The camel-coloured abrashed field has a so-called "tree-of-life" design with three trees. While the two outer trees show the typical serrated quatrefoil leaves variously in red-blue and aubergine-blue extending from barber-pole type stems with coloured segments, the central tree differs in that it shows small triangular studs and branches beset with an angular pincer or pipe-like motive that I cannot clearly identify. Its top is tilted like that of a boteh, but it grows from a base that points outwards and upwards symmetrically. Perhaps this shape represents buds?
In the mihrab, the central tree shows the same serrated leaves as the flanking trees, crowned by a large serrated shield-like leaf (?). Around the trees, the field has various tiny filler motives and irregularly placed fork-like motives extending inwards from the sides.
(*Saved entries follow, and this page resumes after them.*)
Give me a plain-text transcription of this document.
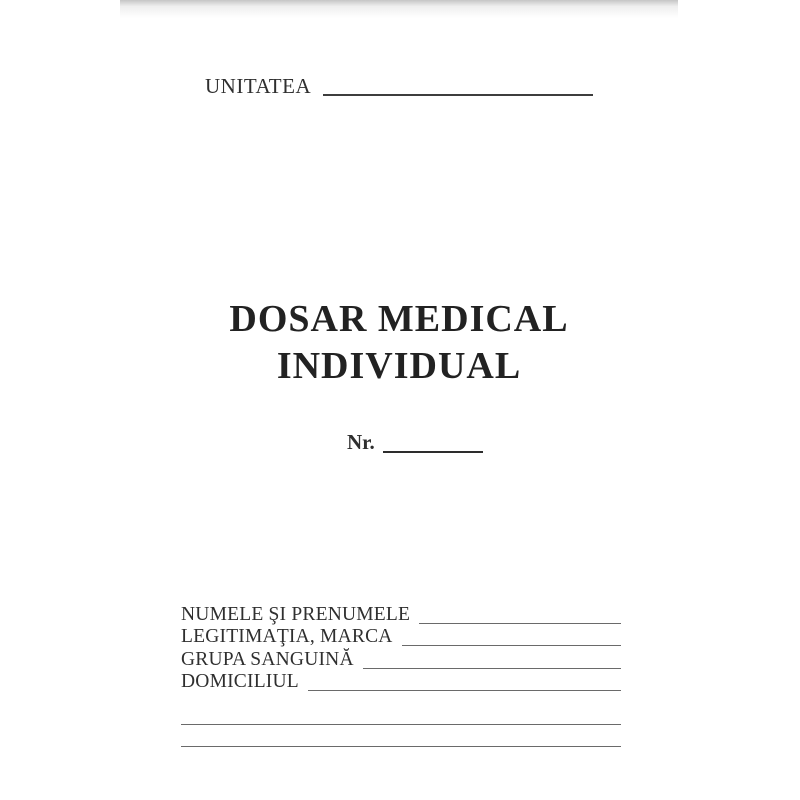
UNITATEA
DOSAR MEDICAL
INDIVIDUAL
Nr.
NUMELE ŞI PRENUMELE
LEGITIMAŢIA, MARCA
GRUPA SANGUINĂ
DOMICILIUL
The dark border system running around mihrab and field but leaving out the spandrels is nicely structured through eight-pointed stars that integrate two small meander borders flanking a slightly wider central border that shows a beautiful meander band with a reciprocal hook or ramshorn pattern with tiny red highlights. In the bottom border, the room between the stars is filled by elongated cartouches containing s-shapes. A further reciprocal blue-on-brown ramshorn border with a nice abrash in the maroon brown, and a thin striped outer border run all around on the outside.
The spandrels contain small trees featuring the same bud-shaped forms on their branches, as well as the same tiny rhombic filler and fork-like flanking motives as the field. Halfway down, small ramshorn motives extend inwards from both sides. Many small variations (note for example the difference between the tree stems, crown, and filler motives of the spandrels) demonstrate the integrity of this piece, so it may not be one of the thousands of Baluch prayer rugs that have been produced for export. I guess this piece is quite early, from the second half of the 19th century.
The rug measures 4ft x 2ft.8in (123cm x 85cm). The structure is all wool, the handle is firm and flexible like a thick cloth. The weave is fine, tight and even, with no warp depression, asymmetrical knots open to the left, 9 knots/inch horizontal x 13 knots per inch vertical (ca. 104 kpsi). Warps are s-plied off-white wool, two wefts of very thin single strands of grey-brown wool. The four-cord selvages are wrapped in soft brown wool, probably original, largely complete but unravelled in the top right corner, and disconnected from rug in several places. The top kilim shows two largely intact bands of intricate weft-float brocading.
The colours are all natural: the light camel coloured ground that has an abrash to a slightly darker tone in the bottom third; dark saturated indigo and black-indigo also used for outlining, dark brick red verging towards a lighter brick orange in a view places; a warm dark maroon brown with some beautiful abrash, and a beautiful aubergine tone.
The condition is uneven; some parts of the rug have very good and lustrous short-clipped pile, others show heavy wear, especially across a horizontal band in the upper half just below the mihrab, and in the mihrab and surrounding border. Especially here in the border, the foundation shows and the design can no longer be read from the front. The brown and blackish-blue are corroded, especially in wear areas, e.g., in the serrated leaves of the field. The spandrels and most of lower half of the rug are in good shape, apart from the selvages that have become partly detached from the rug, some corner rounding, and the loss of most of the bottom end kilim (just half an inch remains). Near the bottom, there are two small areas of wear where not just pile but also wefts have been worn out. One froms a two inch slit visible from the front along the central stem: a few warp threads have become loose and are visible. Should not be difficult to repair. There is a small area of dark brown repiling in one if the leaf groups in the field and a fingertip size area of repiling of the camel coloured wool just below the shield crowning the central tree. The bottom has a one inch long upwards tear, the top one of about half an ich, barely visible. In the topleft border going around the mirhab, there is a small fingertip-sized hole with the material still existing. Otherwise the structure is sound and strong, no rot, no stiff areas, stains or glue.